Ligtlee, 21 pas en in 2012 op eigen initiatief overgekomen van het BMX'en, won vorige maand een wereldbekerwedstrijd sprint in Cali waar ze eerder in Londen al derde werd. Het leverde haar de eindzege in de wereldbeker op en mooie vooruitzichten richting Rio. "Fysiek gaat er daar straks geen dame beter zijn dan Elis", dacht bondscoach René Wolff. "Ze heeft bij elke wereldbekerwedstrijd deze winter de kwalificatie over 200 meter gewonnen. Ik zie vooral haar ontwikkeling in het sprinttoernooi zelf. Ze is zo gegroeid."

Wolff denkt niet zo zeer in medailles als hij vooruitblikt op de wereldtitelstrijd. "Ik kan ook tevreden zijn met vierde of vijfde plaatsen. Het WK is een momentopname, onderdeel van de kwalificatie voor de Spelen. Er kunnen hier belangrijke punten worden gehaald. Medailles willen we vooral halen op de Spelen, daar worden we uiteindelijk op afgerekend. Maar ook in Parijs gaat elke atleet voor het beste resultaat. En dat kan dus nu wel een medaille zijn."

De bijdrage van NOCNSF werd teruggedraaid na de magere score (brons voor Mulder op keirin) in Londen 2012. "Met het geld dat we hebben kunnen we verder zoals nu. Maar atleten in omstandigheden brengen waarin ze zich verder kunnen ontwikkelen is lastig."

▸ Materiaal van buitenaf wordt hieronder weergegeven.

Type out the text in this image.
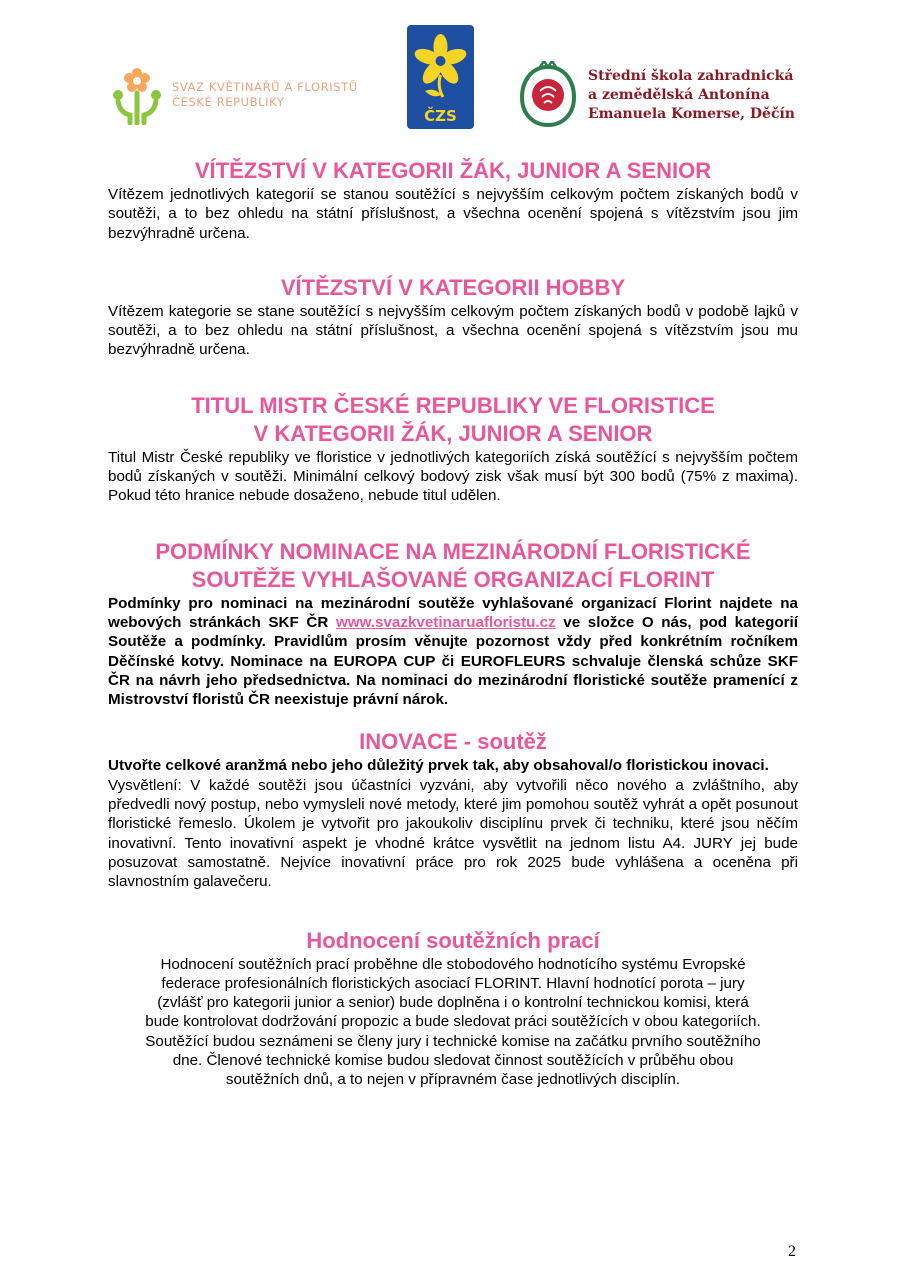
SVAZ KVĚTINÁŘŮ A FLORISTŮ
ČESKÉ REPUBLIKY
ČZS
Střední škola zahradnická
a zemědělská Antonína
Emanuela Komerse, Děčín
VÍTĚZSTVÍ V KATEGORII ŽÁK, JUNIOR A SENIOR

Vítězem jednotlivých kategorií se stanou soutěžící s nejvyšším celkovým počtem získaných bodů v soutěži, a to bez ohledu na státní příslušnost, a všechna ocenění spojená s vítězstvím jsou jim bezvýhradně určena.

VÍTĚZSTVÍ V KATEGORII HOBBY

Vítězem kategorie se stane soutěžící s nejvyšším celkovým počtem získaných bodů v podobě lajků v soutěži, a to bez ohledu na státní příslušnost, a všechna ocenění spojená s vítězstvím jsou mu bezvýhradně určena.

TITUL MISTR ČESKÉ REPUBLIKY VE FLORISTICE
V KATEGORII ŽÁK, JUNIOR A SENIOR

Titul Mistr České republiky ve floristice v jednotlivých kategoriích získá soutěžící s nejvyšším počtem bodů získaných v soutěži. Minimální celkový bodový zisk však musí být 300 bodů (75% z maxima). Pokud této hranice nebude dosaženo, nebude titul udělen.

PODMÍNKY NOMINACE NA MEZINÁRODNÍ FLORISTICKÉ
SOUTĚŽE VYHLAŠOVANÉ ORGANIZACÍ FLORINT

Podmínky pro nominaci na mezinárodní soutěže vyhlašované organizací Florint najdete na webových stránkách SKF ČR www.svazkvetinaruafloristu.cz ve složce O nás, pod kategorií Soutěže a podmínky. Pravidlům prosím věnujte pozornost vždy před konkrétním ročníkem Děčínské kotvy. Nominace na EUROPA CUP či EUROFLEURS schvaluje členská schůze SKF ČR na návrh jeho předsednictva. Na nominaci do mezinárodní floristické soutěže pramenící z Mistrovství floristů ČR neexistuje právní nárok.

INOVACE - soutěž

Utvořte celkové aranžmá nebo jeho důležitý prvek tak, aby obsahoval/o floristickou inovaci.

Vysvětlení: V každé soutěži jsou účastníci vyzváni, aby vytvořili něco nového a zvláštního, aby předvedli nový postup, nebo vymysleli nové metody, které jim pomohou soutěž vyhrát a opět posunout floristické řemeslo. Úkolem je vytvořit pro jakoukoliv disciplínu prvek či techniku, které jsou něčím inovativní. Tento inovativní aspekt je vhodné krátce vysvětlit na jednom listu A4. JURY jej bude posuzovat samostatně. Nejvíce inovativní práce pro rok 2025 bude vyhlášena a oceněna při slavnostním galavečeru.

Hodnocení soutěžních prací

Hodnocení soutěžních prací proběhne dle stobodového hodnotícího systému Evropské
federace profesionálních floristických asociací FLORINT. Hlavní hodnotící porota – jury
(zvlášť pro kategorii junior a senior) bude doplněna i o kontrolní technickou komisi, která
bude kontrolovat dodržování propozic a bude sledovat práci soutěžících v obou kategoriích.
Soutěžící budou seznámeni se členy jury i technické komise na začátku prvního soutěžního
dne. Členové technické komise budou sledovat činnost soutěžících v průběhu obou
soutěžních dnů, a to nejen v přípravném čase jednotlivých disciplín.

2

Tevreden ziet hij de ontwikkelingen van de teamsprinters. Matthijs Büchli, Jeffrey Hoogland, Hugo Haak en Nils van 't Hoenderdaal zijn dermate aan elkaar gewaagd dat Wolff pas na de kennismaking met de baan in Parijs - vanaf woensdag - een keuze maakt voor zijn drietal. "Een sterke groep, jongens die zich aan elkaar optrekken. Mooi dat de keuze nu zo moeilijk is."